Hidalgo is launching Generation 2 of Equivital in the first quarter of next year. The company already has most of the electronics and technology at PCB test level and is in the process of finalising the mechanical form factors. A complete integrated model will be built and tested in summer. The first generation of Equivital used the same hardware for all its different applications, but Hidalgo is planning to diverge medical from military in the next iteration. Pisani said: ‘We can produce a much more streamlined and lightweight product for the military and first-responder environment. The medical device is going the other way — we are adding more peripheral sensors and integrating with other wireless devices such as blood-pressure cuffs.’
The way in which acceleratory forces are tested on the device also varies with application. For military applications, it is put behind body armour and 7mm bullets are shot at it. For the medical applications, it is tested on a patient falling relatively gently to the ground.

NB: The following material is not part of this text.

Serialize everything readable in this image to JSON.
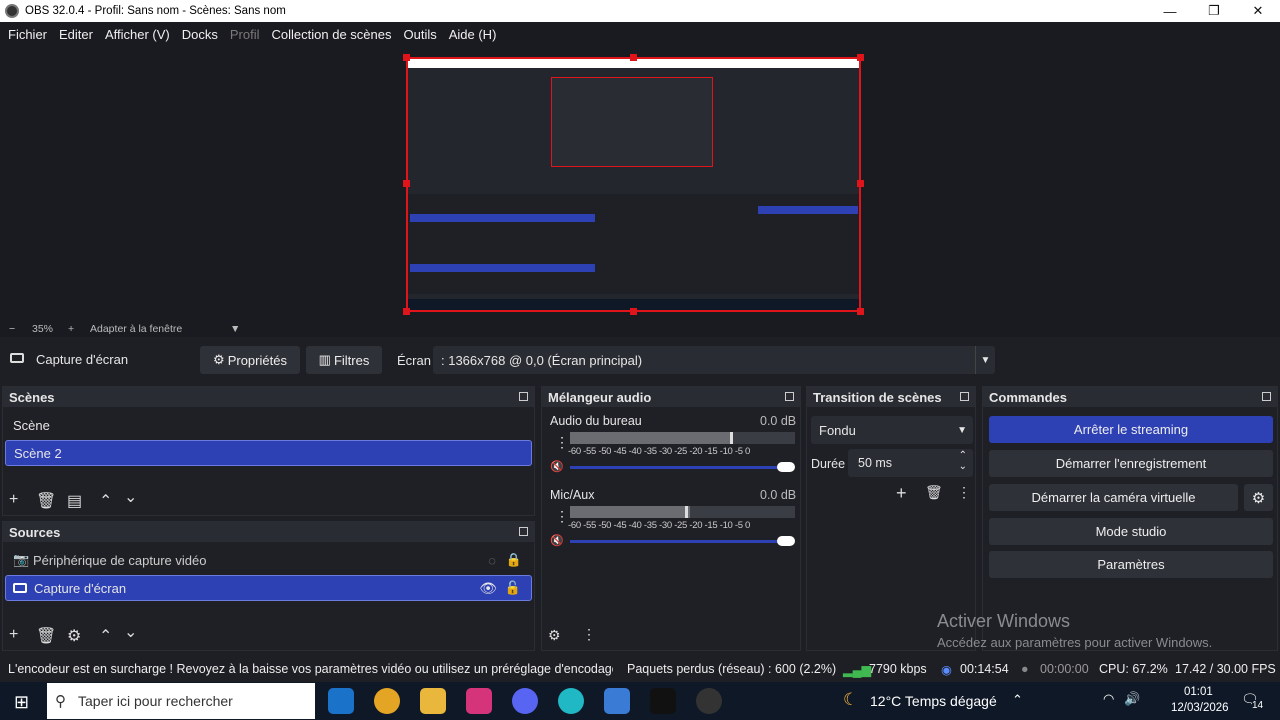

Although there are a number of other physiological monitoring systems available on the market — including Toumaz’s Sensium system and Foster-Miller’s Watchdog — Pisani said that the real-time aspect of Equivital sets it apart from competitors. ‘Most medical telemetry devices work on spooling the data to a PC and allowing secondary algorithms to run over the top of it to deduce whether it’s good or bad,’ he added. ‘That’s OK when the PC is next to the bed and bandwidth isn’t an issue, but we can cost-effectively and with low power consumption process that data on the device in real time.’
Pisani said that Equivital is the only device in the market that has full US and European medical accreditation, so the base design will not change significantly for the new model. The company works with Cambridge University Teaching Hospital, part of the Addenbrookes, in clinical research and has a relationship with the Institute of Environmental Medicine in Boston, a division of the US Army research facility, which provides data in relation to the environment and the effect of activity on soldiers.